Someone must know a good technique for
$$ \int E^{2}(x)dx $$
Where $E$ is the complete elliptic integral of the second kind: $$ E\left(k\right)=\int_{0}^{\frac{\pi}{2}}d\theta\sqrt{1-k^{2}\sin^{2}\left(\theta\right)} $$
This is essentially the working for another integral I posted (Simple Integral Involving the Square of the Elliptic Integral) though this is valuable in its own right.
On
If you're looking for good numerical approximations, then for example $$\eqalign{- 0.000038839155&+ ( 2.472698342+ ( - 0.1185303776+ (\cr & 0.599575302+ ( - 4.237027543+ ( 9.643963778+ (\cr - & 12.22813840+ ( 8.085033824- 2.189508102\,x ) x ) x ) x ) x ) x ) x ) x} $$ is an optimal degree $8$ polynomial approximation on $[0,1]$, with maximum error approximately $0.000038949$.

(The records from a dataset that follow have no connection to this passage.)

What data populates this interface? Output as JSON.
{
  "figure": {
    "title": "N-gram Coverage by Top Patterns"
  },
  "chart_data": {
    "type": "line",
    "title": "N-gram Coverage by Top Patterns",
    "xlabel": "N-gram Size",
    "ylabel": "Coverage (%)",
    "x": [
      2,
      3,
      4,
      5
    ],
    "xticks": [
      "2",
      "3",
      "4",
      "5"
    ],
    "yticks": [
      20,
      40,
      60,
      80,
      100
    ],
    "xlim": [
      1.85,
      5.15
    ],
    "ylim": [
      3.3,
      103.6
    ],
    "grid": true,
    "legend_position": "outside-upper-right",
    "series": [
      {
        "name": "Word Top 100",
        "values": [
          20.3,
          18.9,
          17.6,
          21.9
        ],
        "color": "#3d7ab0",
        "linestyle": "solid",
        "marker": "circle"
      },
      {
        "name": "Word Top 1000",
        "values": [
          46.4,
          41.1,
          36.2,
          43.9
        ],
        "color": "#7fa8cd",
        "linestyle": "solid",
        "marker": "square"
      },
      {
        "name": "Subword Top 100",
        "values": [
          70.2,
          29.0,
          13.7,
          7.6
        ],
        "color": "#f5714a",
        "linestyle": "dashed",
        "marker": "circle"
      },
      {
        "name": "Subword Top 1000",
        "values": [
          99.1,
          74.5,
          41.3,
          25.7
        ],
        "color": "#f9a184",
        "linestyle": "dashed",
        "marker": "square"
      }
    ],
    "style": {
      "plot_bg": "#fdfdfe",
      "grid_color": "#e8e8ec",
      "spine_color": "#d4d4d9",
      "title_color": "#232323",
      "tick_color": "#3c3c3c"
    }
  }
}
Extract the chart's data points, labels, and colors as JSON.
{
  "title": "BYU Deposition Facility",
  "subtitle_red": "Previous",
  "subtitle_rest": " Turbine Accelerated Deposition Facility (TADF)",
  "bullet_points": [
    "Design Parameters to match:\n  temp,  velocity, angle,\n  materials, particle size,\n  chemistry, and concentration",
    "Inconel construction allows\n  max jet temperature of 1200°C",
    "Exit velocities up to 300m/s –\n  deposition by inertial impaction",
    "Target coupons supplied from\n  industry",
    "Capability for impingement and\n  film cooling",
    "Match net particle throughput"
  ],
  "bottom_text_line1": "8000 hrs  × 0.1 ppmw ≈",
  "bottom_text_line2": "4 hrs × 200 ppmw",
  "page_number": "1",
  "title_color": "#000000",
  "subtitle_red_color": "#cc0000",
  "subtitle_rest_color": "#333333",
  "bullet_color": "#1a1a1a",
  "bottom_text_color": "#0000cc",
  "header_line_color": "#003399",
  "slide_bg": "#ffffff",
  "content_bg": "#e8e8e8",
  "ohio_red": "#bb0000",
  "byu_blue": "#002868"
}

We have that the function: $$ B(\lambda)=\sum_{n=0}^{+\infty}\left(\frac{1}{(2n-1)4^n}\binom{2n}{n}\right)^2\lambda^{2n} = \frac{1}{\pi}\int_{0}^{\pi}\sqrt{1+\lambda^2+2\lambda\cos(2\theta)}\,d\theta $$ satisfies the relation: $$B(\lambda) = 2\frac{1+\lambda}{\pi}\cdot E\left(\frac{4\lambda}{(1+\lambda)^2}\right)\tag{1}$$ and the differential equation: $$ B = \left(\lambda+\frac{1}{\lambda}\right)\frac{dB}{d\lambda}+\left(1-\lambda^2\right)\frac{d^2 B}{d\lambda^2}. \tag{2}$$ Since all the coefficients of the Taylor series of $B(\lambda)$ are positive, $B(\lambda)$ is a convex function, as well as its derivatives. Now $(2)$ gives: $$\frac{B'}{B}(\lambda)\leq \frac{\lambda}{\lambda^2+1},\tag{3}$$ so: $$ B(\lambda)\leq\sqrt{1+\lambda^2}.\tag{4}$$ Moreover, $$\frac{B'}{B}(\lambda)= \frac{\lambda}{(\lambda^2+1)+\frac{1}{1+\lambda\cdot\frac{B''}{B'}(\lambda)}},\tag{5}$$ hence: $$ B(\lambda)\geq\sqrt{1+\frac{\lambda^2}{2}}.\tag{6}$$ Rearranging $(4)$ and $(6)$ through $(1)$ we get: $$\frac{\pi}{4}\,\sqrt{\frac{3}{2}\,(2-m)+\sqrt{1-m}}\leq E(m) \leq \frac{\pi}{2}\,\sqrt{1-\frac{m}{2}},\tag{7}$$ hence $E^2(m)$ can be very well approximated with continued-fraction-arguments that comes from $(2)$.